- 'It’s hard to believe that someone Oksana's age will be competing at the Olympics.'
- 'How can someone her age dare to do that to their body?'
- 'You’ve got be a little bit crazy to do such a brave thing. Hats off to her. It’s amazing.'
Being the oldest gymnast to compete at an Olympics has earned Oksana Chusovitina admiration as "brave", but there seems to be one big reason why the 41-year-old keeps punishing her body - a love of Tom Cruise.
“I have a picture of Tom Cruise on my wall as I really like him. So I look at him every day and think I have to look young for him. Someday, if and when I meet him ... I shouldn’t look too old,” said the gymnast who won team gold with the Unified Team in 1992 on her Olympic debut.
Chusovitina may not want to look old for her Hollywood hero but in a sport over-populated with teenagers, she is almost pre-historic as her gymnastics lifespan of competing in seven successive Olympics defies logic.
While she is almost three times older than the youngest gymnast in Rio, 15-year-old Belgian Senna Deriks, the next oldest competitor after Chusovitina is 32-year-old Vasiliki Millousi from Greece.
"It’s hard to believe that someone Oksana's age will be competing at the Olympics," Romanian great Nadia Comaneci told Reuters.
"How can someone her age dare to do that to their body?"
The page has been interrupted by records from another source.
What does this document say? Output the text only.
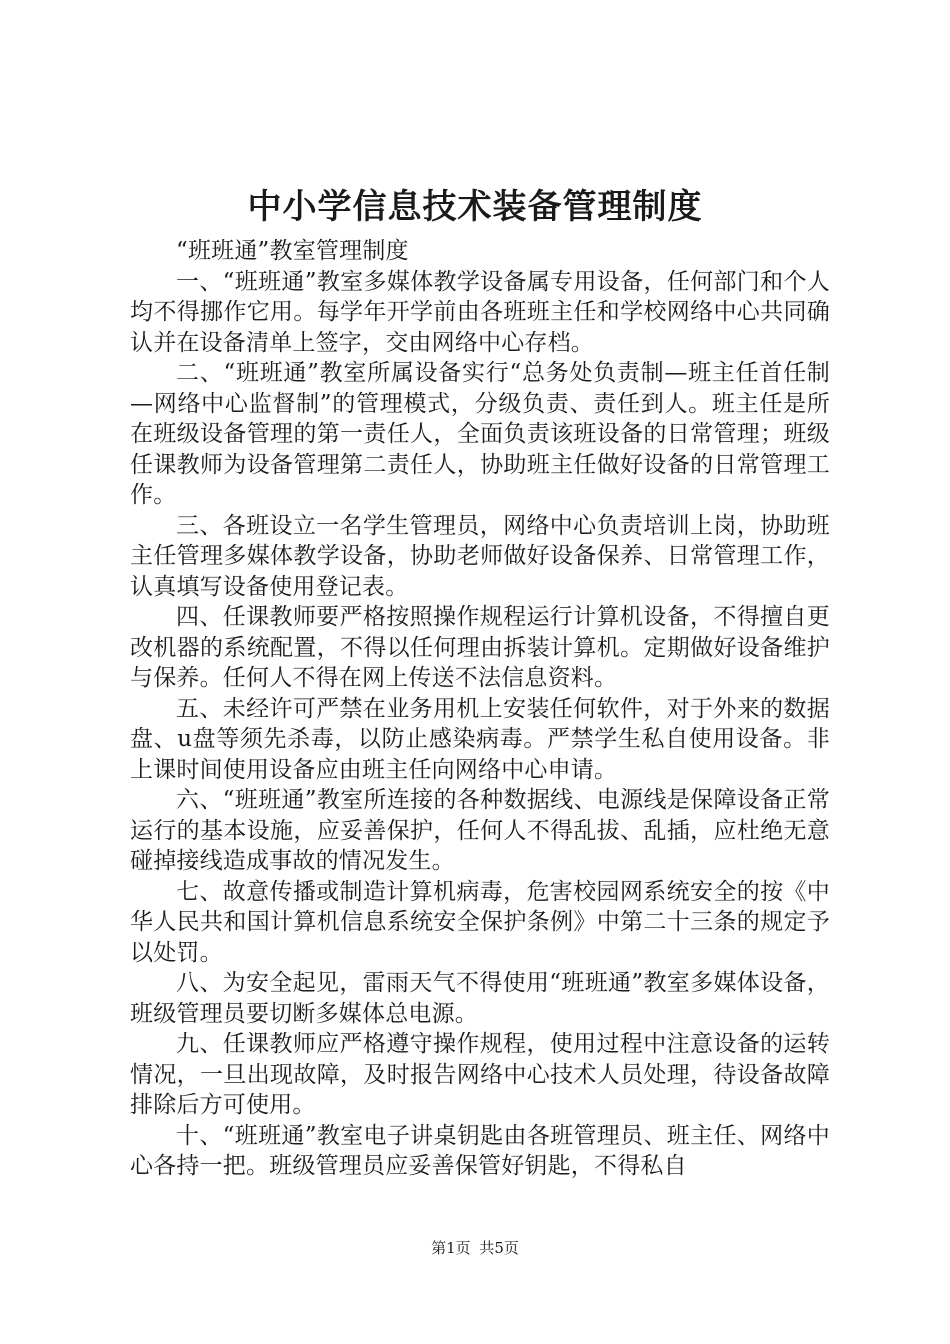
中小学信息技术装备管理制度

“班班通”教室管理制度

一、“班班通”教室多媒体教学设备属专用设备，任何部门和个人均不得挪作它用。每学年开学前由各班班主任和学校网络中心共同确认并在设备清单上签字，交由网络中心存档。

二、“班班通”教室所属设备实行“总务处负责制—班主任首任制—网络中心监督制”的管理模式，分级负责、责任到人。班主任是所在班级设备管理的第一责任人，全面负责该班设备的日常管理；班级任课教师为设备管理第二责任人，协助班主任做好设备的日常管理工作。

三、各班设立一名学生管理员，网络中心负责培训上岗，协助班主任管理多媒体教学设备，协助老师做好设备保养、日常管理工作，认真填写设备使用登记表。

四、任课教师要严格按照操作规程运行计算机设备，不得擅自更改机器的系统配置，不得以任何理由拆装计算机。定期做好设备维护与保养。任何人不得在网上传送不法信息资料。

五、未经许可严禁在业务用机上安装任何软件，对于外来的数据盘、u盘等须先杀毒，以防止感染病毒。严禁学生私自使用设备。非上课时间使用设备应由班主任向网络中心申请。

六、“班班通”教室所连接的各种数据线、电源线是保障设备正常运行的基本设施，应妥善保护，任何人不得乱拔、乱插，应杜绝无意碰掉接线造成事故的情况发生。

七、故意传播或制造计算机病毒，危害校园网系统安全的按《中华人民共和国计算机信息系统安全保护条例》中第二十三条的规定予以处罚。

八、为安全起见，雷雨天气不得使用“班班通”教室多媒体设备，班级管理员要切断多媒体总电源。

九、任课教师应严格遵守操作规程，使用过程中注意设备的运转情况，一旦出现故障，及时报告网络中心技术人员处理，待设备故障排除后方可使用。

十、“班班通”教室电子讲桌钥匙由各班管理员、班主任、网络中心各持一把。班级管理员应妥善保管好钥匙，不得私自

第1页 共5页
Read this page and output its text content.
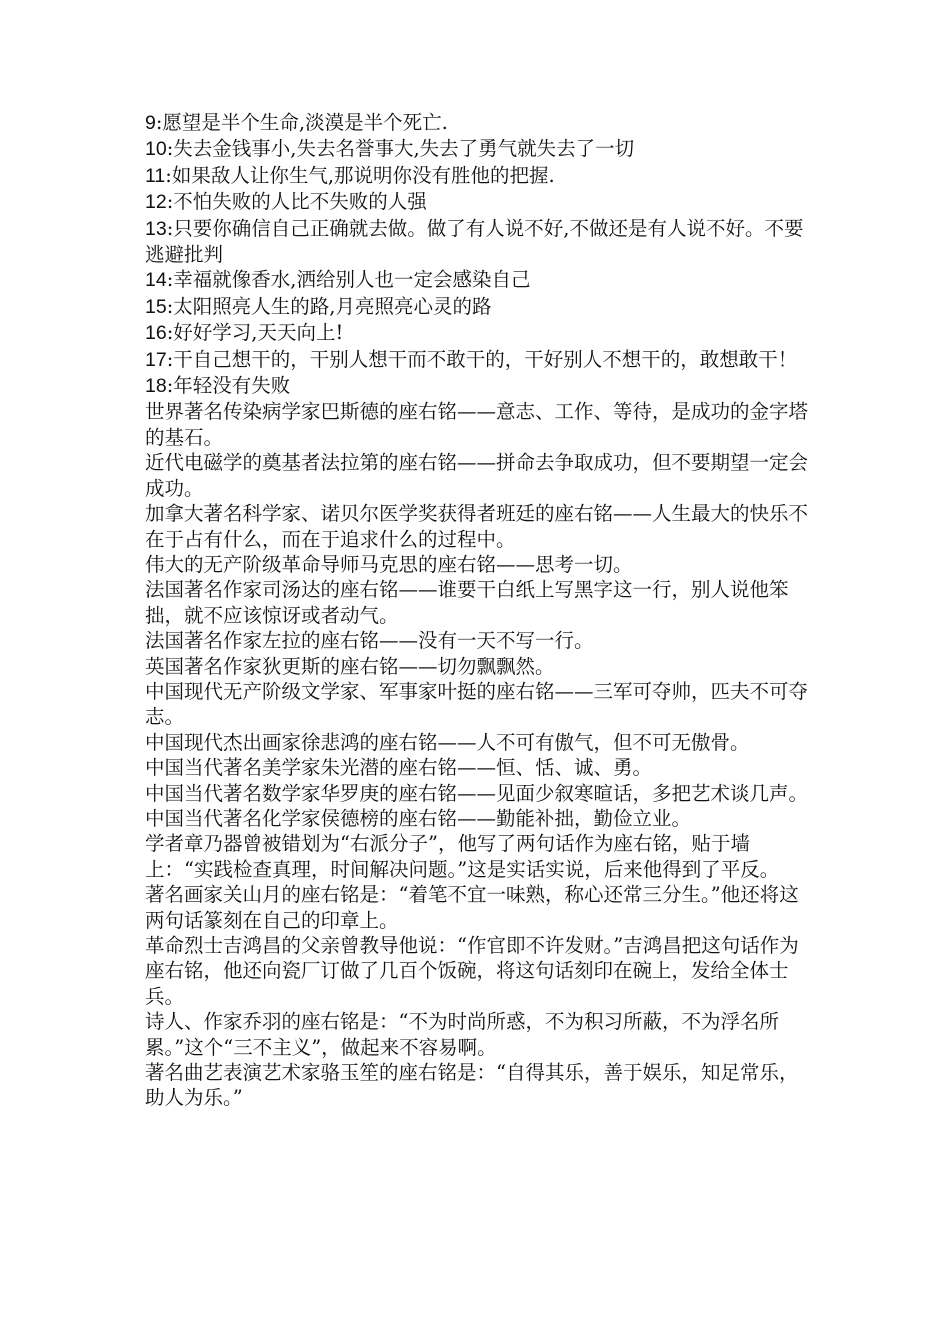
9:愿望是半个生命,淡漠是半个死亡.

10:失去金钱事小,失去名誉事大,失去了勇气就失去了一切

11:如果敌人让你生气,那说明你没有胜他的把握.

12:不怕失败的人比不失败的人强

13:只要你确信自己正确就去做。做了有人说不好,不做还是有人说不好。不要逃避批判

14:幸福就像香水,洒给别人也一定会感染自己

15:太阳照亮人生的路,月亮照亮心灵的路

16:好好学习,天天向上!

17:干自己想干的，干别人想干而不敢干的，干好别人不想干的，敢想敢干！

18:年轻没有失败

世界著名传染病学家巴斯德的座右铭——意志、工作、等待，是成功的金字塔的基石。

近代电磁学的奠基者法拉第的座右铭——拼命去争取成功，但不要期望一定会成功。

加拿大著名科学家、诺贝尔医学奖获得者班廷的座右铭——人生最大的快乐不在于占有什么，而在于追求什么的过程中。

伟大的无产阶级革命导师马克思的座右铭——思考一切。

法国著名作家司汤达的座右铭——谁要干白纸上写黑字这一行，别人说他笨拙，就不应该惊讶或者动气。

法国著名作家左拉的座右铭——没有一天不写一行。

英国著名作家狄更斯的座右铭——切勿飘飘然。

中国现代无产阶级文学家、军事家叶挺的座右铭——三军可夺帅，匹夫不可夺志。

中国现代杰出画家徐悲鸿的座右铭——人不可有傲气，但不可无傲骨。

中国当代著名美学家朱光潜的座右铭——恒、恬、诚、勇。

中国当代著名数学家华罗庚的座右铭——见面少叙寒暄话，多把艺术谈几声。

中国当代著名化学家侯德榜的座右铭——勤能补拙，勤俭立业。

学者章乃器曾被错划为“右派分子”，他写了两句话作为座右铭，贴于墙上：“实践检查真理，时间解决问题。”这是实话实说，后来他得到了平反。

著名画家关山月的座右铭是：“着笔不宜一味熟，称心还常三分生。”他还将这两句话篆刻在自己的印章上。

革命烈士吉鸿昌的父亲曾教导他说：“作官即不许发财。”吉鸿昌把这句话作为座右铭，他还向瓷厂订做了几百个饭碗，将这句话刻印在碗上，发给全体士兵。

诗人、作家乔羽的座右铭是：“不为时尚所惑，不为积习所蔽，不为浮名所累。”这个“三不主义”，做起来不容易啊。

著名曲艺表演艺术家骆玉笙的座右铭是：“自得其乐，善于娱乐，知足常乐，助人为乐。”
"You’ve got be a little bit crazy to do such a brave thing. Hats off to her. It’s amazing."
Following the break up of the Soviet Union, Chusovitina was a member of the Unified Team in 1992, represented Uzbekistan at the next three Olympics, then won a silver on the vault in Beijing in 2008 after switching allegiance to Germany. She has now gone back to her roots and will compete for Uzbekistan in Rio.
While a lifetime of dedication and pain has earned her nine world championship medals, including three golds, over the past quarter of a century, 1996 Olympic champion Kerri Strug cannot believe Chusovitina, who has a 16-year-old son, is still going strong since they both made their Olympic debuts at the Barcelona Games.
"Unbelievable. I have the utmost respect for her," Strug told Reuters.
"I mean she’s had a child, and to keep getting into a leotard and stay in such phenomenal shape. To be able to bear all that pounding over the years, I don’t know how she does it.
"Kudos to her for being so disciplined with her diet, staying lean and mean at that age. It only gets harder to compete with these youngsters but she’s doing it.
"In gymnastics, it usually one or two Olympics but seven? It’s just crazy and it’s amazing. Whether she wins any medals or not, it’s inspiring to people of all lifestyles to see somebody is able to do that."
And what do the vault specialist's current rivals think?
"It's so insane," summed up 2012 all-around champion Gabby Douglas.